# FlexiCodec: Supplementary code

## Architecture

This is our code package for the paper "FlexiCodec: a dynamic neural audio codec for low frame rates". We have removed the copyright information from some of the third-party files to maintain anonymity, but we will properly cite them when we open source our code. This code package is a preview version.

### Core Model (`modeling_flexicodec.py`)
The main model implementation featuring:
- **Dual Stream Encoder**: Processes both acoustic and semantic features
- **Dynamic Frame Rate Mechanism**: Adaptive frame merging/un-merging based on semantic content
- **Transformer Bottlenecks**: Specialized transformers for frame rate conversion
- **Semantic Feature Integration**: Supports multiple pre-trained semantic features (SenseVoice, Whisper, W2vBERT2)

### Neural Audio Processing (`modules/dac_model.py`)
Codec encoder and decoder components including:
- **Residual Units**: Residual blocks with Snake activation and weight normalization
- **Convolutional Architecture**: Efficient 1D convolutions for audio feature extraction
- **Encoder-Decoder Structure**: Symmetric design for audio reconstruction

### Quantization (`modules/quantize.py`, , `modules/fsq_quantizer.py`, `modules/fsq_wrapper.py`)
Vector quantization system for discrete token generation:
- **Residual Vector Quantization (RVQ)**
- **Finite Scalar Quantization (FSQ)**
- **Codebook Learning**: End-to-end optimization of quantization codebooks with straight-through estimator

### Discriminative Training (`modules/discriminator.py`)
Adversarial training components:
- **Multi-Period Discriminator (MPD)**
- **Multi-Resolution Spectrogram Discriminator**

### Loss Functions (`modules/loss.py`)
Comprehensive loss suite for training:
- **Reconstruction Losses**: L1, Mel-spectrogram, multi-band Mel-spectrogram losses
- **Adversarial Losses**: GAN losses for discriminator training

### Transformer Components (`modules/transformer.py`)
The transformer for FlexiCodec's frame merging and unmerging modules. 
It uses local windowed attention.

### CNN Components (`modules/cnn.py`)
Convolutional neural network building blocks:
- **ConvNeXt Blocks**: Modern CNN architecture for feature extraction

## Data Processing

### Dataset (`dataloaders/dataset.py`)
Audio dataset implementation:
- ** Audio Loading**: Supports various audio formats and sampling rates
- **Feature Extraction**: Integrated FBank and SeamlessM4T feature extraction
- **Segment Processing**: Crop to fixed-length audio segments

### Feature Extractors (`dataloaders/feature_extractors.py`)
Specialized feature extractions for each ASR/SSL model.

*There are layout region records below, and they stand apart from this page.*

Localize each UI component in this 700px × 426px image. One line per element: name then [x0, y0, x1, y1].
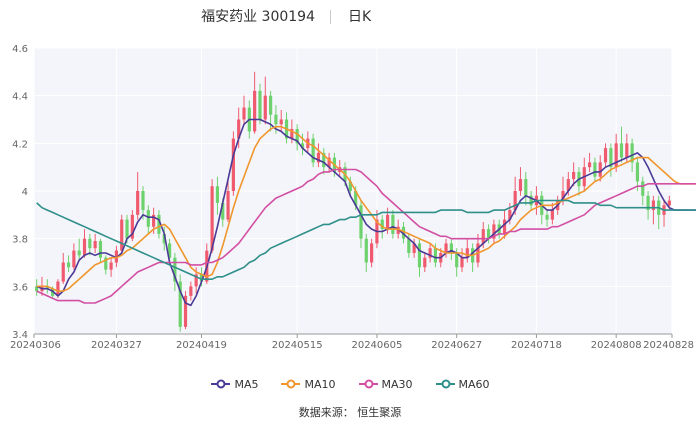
legend-label: MA30: [381, 377, 413, 391]
candle-body: [651, 200, 655, 211]
candle-body: [56, 281, 60, 296]
y-tick-label: 3.6: [12, 282, 28, 293]
candle-body: [635, 162, 640, 182]
candle-body: [258, 90, 262, 120]
candle-body: [268, 95, 273, 115]
y-tick-label: 4: [22, 187, 28, 198]
legend-item-ma60[interactable]: MA60: [435, 378, 490, 391]
candle-body: [109, 262, 113, 270]
candle-body: [518, 179, 523, 191]
x-tick-label: 20240808: [591, 340, 642, 351]
legend-item-ma30[interactable]: MA30: [358, 378, 413, 391]
candle-body: [98, 241, 103, 258]
x-tick-label: 20240515: [272, 340, 323, 351]
legend-swatch-icon: [435, 379, 455, 389]
candle-body: [226, 191, 230, 220]
candle-body: [391, 214, 395, 234]
x-tick-label: 20240718: [511, 340, 562, 351]
x-tick-label: 20240605: [351, 340, 402, 351]
legend-item-ma10[interactable]: MA10: [280, 377, 336, 391]
candle-body: [433, 248, 438, 263]
candle-body: [215, 186, 220, 203]
candle-body: [385, 214, 390, 230]
legend-swatch-icon: [358, 379, 378, 389]
candle-body: [61, 262, 65, 282]
candle-body: [455, 252, 459, 268]
candle-body: [587, 162, 592, 168]
candle-body: [66, 262, 71, 268]
candle-body: [359, 205, 363, 239]
candle-body: [625, 143, 629, 158]
x-axis-labels: 20240306 20240327 20240419 20240515 20240605…: [10, 340, 694, 351]
legend: MA5 MA10 MA30 MA60: [0, 374, 700, 394]
y-tick-label: 4.2: [12, 139, 28, 150]
candle-body: [481, 229, 485, 244]
candle-body: [136, 191, 140, 215]
candle-body: [598, 162, 602, 177]
x-tick-label: 20240327: [91, 340, 142, 351]
y-tick-label: 4.6: [12, 44, 28, 55]
candle-body: [407, 238, 411, 253]
candle-body: [279, 119, 283, 125]
candle-body: [423, 257, 427, 268]
data-source: 数据来源： 恒生聚源: [298, 406, 402, 419]
candle-body: [88, 238, 92, 249]
candle-body: [667, 200, 671, 206]
y-tick-label: 3.8: [12, 235, 28, 246]
candle-body: [364, 238, 368, 263]
legend-swatch-icon: [281, 379, 301, 389]
legend-label: MA60: [458, 377, 490, 391]
candle-body: [231, 138, 235, 191]
candle-body: [460, 257, 464, 268]
candle: [311, 133, 315, 168]
x-tick-label: 20240419: [176, 340, 227, 351]
candle-body: [146, 210, 150, 227]
candle-body: [93, 241, 97, 249]
candle-body: [619, 143, 624, 158]
candle-body: [82, 238, 87, 256]
candle-body: [253, 90, 257, 132]
candle-body: [417, 243, 422, 268]
candle: [120, 214, 124, 253]
legend-swatch-icon: [211, 379, 231, 389]
candle: [178, 274, 182, 332]
y-tick-label: 4.4: [12, 92, 28, 103]
candle-body: [77, 250, 81, 256]
candle-body: [263, 95, 267, 120]
candle-body: [274, 114, 278, 125]
candle-body: [141, 191, 145, 211]
candle-body: [545, 214, 549, 220]
legend-label: MA10: [304, 377, 336, 391]
candle: [183, 291, 188, 330]
candle-body: [189, 286, 193, 296]
candle-body: [524, 179, 528, 196]
y-axis-labels: 3.43.63.844.24.44.6: [12, 44, 28, 341]
candlestick-chart: 3.43.63.844.24.44.6 20240306 20240327 2024…: [10, 44, 696, 351]
candle-body: [72, 250, 76, 268]
candle-body: [502, 219, 507, 234]
candle-body: [444, 243, 448, 253]
x-tick-label: 20240306: [10, 340, 61, 351]
candle-body: [550, 210, 554, 220]
candle-body: [125, 219, 129, 239]
candle-body: [641, 181, 645, 196]
legend-item-ma5[interactable]: MA5: [210, 378, 258, 391]
legend-label: MA5: [234, 377, 259, 391]
candle-body: [242, 107, 246, 120]
candle-body: [370, 243, 374, 263]
candle-body: [603, 148, 608, 163]
x-tick-label: 20240627: [431, 340, 482, 351]
candle-body: [120, 219, 124, 251]
candle-body: [572, 171, 576, 180]
candle-body: [593, 162, 597, 177]
x-tick-label: 20240828: [643, 340, 694, 351]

## Training Infrastructure

### Main Training Script (`train_codec.py`)
Complete training pipeline:
- **Distributed Training**: Multi-GPU training support with DDP
- **Checkpoint Management**: Resume training and model saving
- **Logging and Monitoring**: TensorBoard integration for experiment tracking
- **Configuration Management**: YAML-based configuration system

### Configuration (`conf/flexicodec_example.yaml`)
The configuration that we use to instantiate the main class in `modeling_flexicodec.py`.

### Evaluation (`evaluation/eval_codec.py`)
We also attach our development evaluation code. This includes audio quality metrics, semantic preservation metrics, code utilization, and real-time factor evaluations.